DeepL has presented DeepL Agent, an office-oriented, self-driving AI assistant that aims to eliminate repetitive and time-consuming tasks. The project is in beta within DeepL AI Labs and is being tested with select clients before general deployment.
The company describes this launch as the natural evolution of its linguistic AI expertise towards an agent that can understand directions in natural language, reasoning and executing actions in the background. Managers such as Jarek Kutylowski and Stefan Mesken emphasize that the priority is to solve real challenges with a Safe and accurate AI designed for the corporate environment.
How DeepL Agent Works and How It Differs
The assistant works within the user's digital environment using virtual versions of keyboard, mouse and browser, allowing you to move between existing applications and websites without complex integrations. With this approach, you can chain steps, orchestrate workflows from start to finish and learn from every interaction to fine-tune personalization.

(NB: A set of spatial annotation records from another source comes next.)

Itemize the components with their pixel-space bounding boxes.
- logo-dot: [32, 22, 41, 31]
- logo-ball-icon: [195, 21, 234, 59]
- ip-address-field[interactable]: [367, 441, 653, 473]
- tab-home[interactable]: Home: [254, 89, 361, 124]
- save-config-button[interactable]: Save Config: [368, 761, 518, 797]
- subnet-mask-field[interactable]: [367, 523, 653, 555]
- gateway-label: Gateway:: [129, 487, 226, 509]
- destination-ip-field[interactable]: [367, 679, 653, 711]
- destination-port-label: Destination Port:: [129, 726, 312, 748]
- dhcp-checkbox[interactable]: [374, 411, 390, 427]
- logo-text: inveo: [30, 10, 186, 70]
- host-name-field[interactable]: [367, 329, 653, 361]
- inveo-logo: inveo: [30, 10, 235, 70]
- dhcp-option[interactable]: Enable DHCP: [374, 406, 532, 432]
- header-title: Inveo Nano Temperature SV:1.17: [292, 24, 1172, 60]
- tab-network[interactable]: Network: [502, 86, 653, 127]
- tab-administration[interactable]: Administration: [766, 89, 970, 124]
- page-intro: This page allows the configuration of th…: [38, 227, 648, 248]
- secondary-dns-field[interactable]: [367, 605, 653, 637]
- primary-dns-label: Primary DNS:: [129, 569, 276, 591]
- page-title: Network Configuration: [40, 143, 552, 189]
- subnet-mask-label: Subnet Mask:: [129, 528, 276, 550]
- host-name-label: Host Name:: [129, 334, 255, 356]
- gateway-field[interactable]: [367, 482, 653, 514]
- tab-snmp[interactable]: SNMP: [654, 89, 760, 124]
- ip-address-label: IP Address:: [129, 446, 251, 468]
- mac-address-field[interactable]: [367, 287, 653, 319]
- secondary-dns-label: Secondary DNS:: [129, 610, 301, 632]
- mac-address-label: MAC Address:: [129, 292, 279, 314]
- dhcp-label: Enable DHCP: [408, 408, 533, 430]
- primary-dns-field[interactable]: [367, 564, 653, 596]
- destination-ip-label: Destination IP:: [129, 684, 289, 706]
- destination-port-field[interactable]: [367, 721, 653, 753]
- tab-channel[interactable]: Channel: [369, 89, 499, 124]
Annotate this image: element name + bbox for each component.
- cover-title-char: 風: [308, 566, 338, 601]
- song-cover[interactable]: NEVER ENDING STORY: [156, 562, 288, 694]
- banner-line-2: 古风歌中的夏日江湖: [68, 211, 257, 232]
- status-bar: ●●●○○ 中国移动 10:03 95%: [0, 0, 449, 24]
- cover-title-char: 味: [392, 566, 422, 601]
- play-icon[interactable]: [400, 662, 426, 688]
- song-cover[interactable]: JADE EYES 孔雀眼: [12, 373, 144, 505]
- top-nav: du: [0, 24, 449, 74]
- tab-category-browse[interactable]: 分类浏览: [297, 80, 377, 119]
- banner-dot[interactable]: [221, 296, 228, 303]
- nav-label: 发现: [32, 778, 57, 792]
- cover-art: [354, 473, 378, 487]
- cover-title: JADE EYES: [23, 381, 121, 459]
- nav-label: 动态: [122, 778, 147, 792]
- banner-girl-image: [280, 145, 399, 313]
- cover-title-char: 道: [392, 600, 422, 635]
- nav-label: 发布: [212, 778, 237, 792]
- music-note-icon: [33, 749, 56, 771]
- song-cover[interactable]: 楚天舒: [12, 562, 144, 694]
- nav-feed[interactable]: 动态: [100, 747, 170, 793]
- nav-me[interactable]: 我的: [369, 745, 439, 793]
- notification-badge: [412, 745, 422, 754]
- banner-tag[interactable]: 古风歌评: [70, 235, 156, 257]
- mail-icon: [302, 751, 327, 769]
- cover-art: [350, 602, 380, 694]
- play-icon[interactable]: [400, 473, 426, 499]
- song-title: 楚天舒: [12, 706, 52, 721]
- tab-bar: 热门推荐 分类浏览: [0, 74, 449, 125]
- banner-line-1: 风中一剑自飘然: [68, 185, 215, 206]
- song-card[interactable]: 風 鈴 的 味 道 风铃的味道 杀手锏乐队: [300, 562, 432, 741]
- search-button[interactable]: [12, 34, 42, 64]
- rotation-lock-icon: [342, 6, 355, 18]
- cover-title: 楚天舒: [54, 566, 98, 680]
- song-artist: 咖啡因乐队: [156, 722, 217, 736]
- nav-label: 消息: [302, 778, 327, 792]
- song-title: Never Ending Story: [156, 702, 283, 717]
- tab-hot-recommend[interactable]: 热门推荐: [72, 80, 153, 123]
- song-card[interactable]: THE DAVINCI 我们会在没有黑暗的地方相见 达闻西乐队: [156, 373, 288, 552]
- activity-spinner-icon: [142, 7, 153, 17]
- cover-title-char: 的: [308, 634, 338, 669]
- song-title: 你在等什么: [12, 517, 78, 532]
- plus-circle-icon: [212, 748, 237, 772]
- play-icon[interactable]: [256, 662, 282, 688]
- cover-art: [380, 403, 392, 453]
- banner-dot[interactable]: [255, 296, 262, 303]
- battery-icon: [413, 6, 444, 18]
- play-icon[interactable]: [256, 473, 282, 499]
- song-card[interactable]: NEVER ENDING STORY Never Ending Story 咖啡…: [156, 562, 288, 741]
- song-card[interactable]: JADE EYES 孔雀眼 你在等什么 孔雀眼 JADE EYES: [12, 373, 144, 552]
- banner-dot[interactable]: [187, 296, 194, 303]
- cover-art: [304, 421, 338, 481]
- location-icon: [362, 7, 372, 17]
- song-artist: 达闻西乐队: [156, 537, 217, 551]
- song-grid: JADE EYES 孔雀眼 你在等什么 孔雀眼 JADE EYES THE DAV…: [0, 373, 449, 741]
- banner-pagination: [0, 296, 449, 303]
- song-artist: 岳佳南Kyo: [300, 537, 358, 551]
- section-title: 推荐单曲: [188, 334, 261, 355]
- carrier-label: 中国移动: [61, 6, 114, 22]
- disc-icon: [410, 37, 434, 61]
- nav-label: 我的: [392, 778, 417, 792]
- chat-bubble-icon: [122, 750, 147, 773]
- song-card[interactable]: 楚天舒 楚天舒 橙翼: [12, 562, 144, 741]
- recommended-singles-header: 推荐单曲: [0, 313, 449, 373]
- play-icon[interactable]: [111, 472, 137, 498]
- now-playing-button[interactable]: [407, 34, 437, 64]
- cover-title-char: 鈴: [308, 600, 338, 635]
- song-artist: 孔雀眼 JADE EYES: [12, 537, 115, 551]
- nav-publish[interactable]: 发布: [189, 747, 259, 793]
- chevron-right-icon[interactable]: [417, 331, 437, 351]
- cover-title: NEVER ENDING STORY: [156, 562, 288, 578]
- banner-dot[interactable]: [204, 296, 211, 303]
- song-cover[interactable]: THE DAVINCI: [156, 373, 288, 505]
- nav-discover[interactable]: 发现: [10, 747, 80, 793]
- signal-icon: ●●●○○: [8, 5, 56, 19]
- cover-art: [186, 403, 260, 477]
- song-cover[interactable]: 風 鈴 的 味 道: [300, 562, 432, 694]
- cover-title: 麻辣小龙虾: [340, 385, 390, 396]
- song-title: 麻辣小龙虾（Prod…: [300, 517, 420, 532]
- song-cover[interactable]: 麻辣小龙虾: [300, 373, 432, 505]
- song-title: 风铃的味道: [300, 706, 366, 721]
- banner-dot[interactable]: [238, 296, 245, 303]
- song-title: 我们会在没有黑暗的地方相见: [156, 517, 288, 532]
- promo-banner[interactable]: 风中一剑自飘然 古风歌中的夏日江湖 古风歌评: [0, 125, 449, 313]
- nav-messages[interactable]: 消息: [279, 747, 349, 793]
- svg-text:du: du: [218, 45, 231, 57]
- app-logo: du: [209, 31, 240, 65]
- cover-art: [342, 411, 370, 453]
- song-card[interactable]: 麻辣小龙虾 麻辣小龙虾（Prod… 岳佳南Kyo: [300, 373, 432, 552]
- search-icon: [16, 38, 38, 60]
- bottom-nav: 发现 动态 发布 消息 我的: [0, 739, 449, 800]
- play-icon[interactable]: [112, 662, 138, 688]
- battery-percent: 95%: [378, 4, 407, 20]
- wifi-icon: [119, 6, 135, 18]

Although it is multilingual, its scope goes far beyond translation. Among the examples the company shares are tasks for sales (gather information and insights), finance (automate invoice processing) or location (manage translations and approvals), in addition to support to marketing and HR
The interaction is done through instructions in natural languageThe agent interprets the request, plans the steps, and executes the actions autonomously, always within the interfaces the organization already uses, which reduces friction and avoids drastic tool changes.
On the technical side, DeepL indicates that the solution relies on its own language model and, where appropriate, in external developments, with the aim of combining understanding, reasoning and action into a single agent experience.
This approach—known as Computer Using Agent (CUA)—places the product within a growing trend in the sector, where other major platforms are also exploring agents capable of using applications as a person would.

Enterprise-grade security, control, and monitoring
One of the pillars of the project is the Governance. DeepL Agent incorporates real-time monitoring of tasks, options for pause or review actions at any time and human validation mechanisms before executing sensitive steps.
In addition to safeguards for the end user, there are controls for administrators and team leaders, which can define policies, audit activity, and establish approval levels, seeking to align accuracy and traceability with the standards required by corporate environments.
The company emphasizes that the design prioritizes the quality and reliability in critical processes, with special attention to data security and transparency about what the agent is doing at all times.
This security framework is intended to facilitate adoption in organizations that need supervision and granular control, but without sacrificing efficiency and autonomy in the execution of repetitive tasks.
Availability, clients and next steps
DeepL Agent will continue in beta with pilot clients at DeepL AI Labs before its general availability in the coming months. The company, which claims to have more than 200.000 professional clients Worldwide, it positions the new agent as an ally to free up time on administrative tasks and improve productivity.
According to company communications, its customer base would include 50% of Fortune 500 companies, with names like KBC Bank or the law firm Taylor Wessing, while the details of Prices and additional plans have not been made public at this time.
The move comes amid the rise of agentic AI within the enterprise, with competitors ranging from co-piloted office suites to specialized solutions. DeepL — valued at around 2.000 million in 2024—does not contemplate an IPO in the short term, but does expand its offering beyond the linguistic field with this type of capabilities.
The company's scientific management insists that the agent has been designed to behave like a extremely efficient colleague, capable of understanding what is being asked of it and carrying it out quickly, fine-tuning its help as it accumulates context from each user's daily life.
With a proposal that combines language understanding, autonomous execution, and security controls, DeepL ensures that its new agent can fit into departments as diverse as sales, finance, or localization, while maintaining a focus on enterprise standards of accuracy and traceability.
The arrival of DeepL Agent places the company in a growing product category: a generalist assistant, multilingual and corporately controlled, which builds on existing tools and aims to reduce repetitive manual work without sacrificing visibility or governance.